Nevertheless, being an important stakeholder, PNHD remained attached with Extension of Pakistan’s Continental Shelf project right from its inception. Scientists from National Institute of Oceanography (NIO) and PNHD worked together for various phases of this claim. Pakistan submitted its claim for the extension of Continental Shelf to UN Commission on the Limits of Continental Shelf (UNCLCS) on 30 Apr 09. As a result, an approximate area of 50000 square Kms has been awarded by the commission which can be utilized for resource exploration. With this approval, Pakistan has become the first country in North Indian Ocean to have successfully achieved extension in outer limits of continental shelf. PNHD played pivotal role in successful resolution of maritime boundaries with Myanmar, Iran and Oman. Moreover, joint survey of Sir Creek by Pakistan/PNHD and India in 2007 was also carried out to support resolution of maritime boundary dispute between the two nations.

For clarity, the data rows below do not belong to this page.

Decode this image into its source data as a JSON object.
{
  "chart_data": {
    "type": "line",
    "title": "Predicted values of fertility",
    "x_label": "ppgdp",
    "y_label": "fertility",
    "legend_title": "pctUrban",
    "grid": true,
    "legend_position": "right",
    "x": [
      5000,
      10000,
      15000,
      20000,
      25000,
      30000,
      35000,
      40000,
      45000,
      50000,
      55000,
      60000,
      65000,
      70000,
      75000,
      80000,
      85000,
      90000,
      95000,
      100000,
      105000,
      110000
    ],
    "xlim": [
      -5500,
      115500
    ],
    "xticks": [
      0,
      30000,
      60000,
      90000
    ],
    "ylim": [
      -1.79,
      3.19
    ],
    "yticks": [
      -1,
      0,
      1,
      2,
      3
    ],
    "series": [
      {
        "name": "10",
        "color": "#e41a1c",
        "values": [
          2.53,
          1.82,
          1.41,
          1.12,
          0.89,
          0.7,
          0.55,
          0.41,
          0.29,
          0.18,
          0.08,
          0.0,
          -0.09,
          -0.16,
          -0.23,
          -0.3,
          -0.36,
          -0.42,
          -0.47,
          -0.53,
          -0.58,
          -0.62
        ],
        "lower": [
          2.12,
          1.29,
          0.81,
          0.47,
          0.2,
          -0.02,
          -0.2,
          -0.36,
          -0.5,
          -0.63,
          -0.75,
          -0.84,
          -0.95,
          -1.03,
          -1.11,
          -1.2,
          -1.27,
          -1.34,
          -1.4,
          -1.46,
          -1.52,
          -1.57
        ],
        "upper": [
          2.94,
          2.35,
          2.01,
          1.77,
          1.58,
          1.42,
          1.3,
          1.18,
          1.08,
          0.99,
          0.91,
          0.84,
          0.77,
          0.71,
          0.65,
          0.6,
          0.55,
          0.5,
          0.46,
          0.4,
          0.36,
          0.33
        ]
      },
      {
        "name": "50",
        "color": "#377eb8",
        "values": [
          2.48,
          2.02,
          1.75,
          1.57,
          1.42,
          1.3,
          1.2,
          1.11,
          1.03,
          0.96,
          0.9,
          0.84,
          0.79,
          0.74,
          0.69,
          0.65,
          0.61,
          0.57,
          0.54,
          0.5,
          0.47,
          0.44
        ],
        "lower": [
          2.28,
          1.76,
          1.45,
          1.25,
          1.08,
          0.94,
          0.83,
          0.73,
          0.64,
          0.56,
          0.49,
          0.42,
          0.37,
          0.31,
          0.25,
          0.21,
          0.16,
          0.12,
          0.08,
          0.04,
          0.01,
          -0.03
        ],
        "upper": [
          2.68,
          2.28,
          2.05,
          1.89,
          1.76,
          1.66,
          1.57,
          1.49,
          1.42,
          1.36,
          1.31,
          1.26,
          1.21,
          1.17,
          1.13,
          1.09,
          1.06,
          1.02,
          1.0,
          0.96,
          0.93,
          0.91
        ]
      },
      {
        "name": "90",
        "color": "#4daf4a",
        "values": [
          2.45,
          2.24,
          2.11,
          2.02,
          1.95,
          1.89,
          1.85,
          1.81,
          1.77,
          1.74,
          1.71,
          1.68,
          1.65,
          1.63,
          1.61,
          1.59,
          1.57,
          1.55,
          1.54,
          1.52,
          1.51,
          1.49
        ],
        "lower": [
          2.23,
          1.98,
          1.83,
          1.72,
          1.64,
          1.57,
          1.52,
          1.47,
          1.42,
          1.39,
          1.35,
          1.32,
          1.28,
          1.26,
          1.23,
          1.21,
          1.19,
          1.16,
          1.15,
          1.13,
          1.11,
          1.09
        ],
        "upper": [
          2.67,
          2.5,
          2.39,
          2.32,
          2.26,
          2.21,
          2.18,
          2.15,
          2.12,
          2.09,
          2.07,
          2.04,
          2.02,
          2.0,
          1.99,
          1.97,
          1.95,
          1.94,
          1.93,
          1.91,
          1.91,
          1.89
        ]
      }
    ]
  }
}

Apart from hydrographic surveys at sea, PNHD has conducted various inland surveys e.g. surveys of dams for storage capacity and river Indus (Nowshera to DawoodKhel, Mianwali) to support future studies of inland water transportation project.
To conclude, Pakistan Navy is aptly fulfilling the international hydrographic obligations, with an aim to create awareness about the importance of hydrography, its role towards blue economy and to ensure availability of updated information for mariners who traverse through the busy shipping lanes along Pakistan’s coast.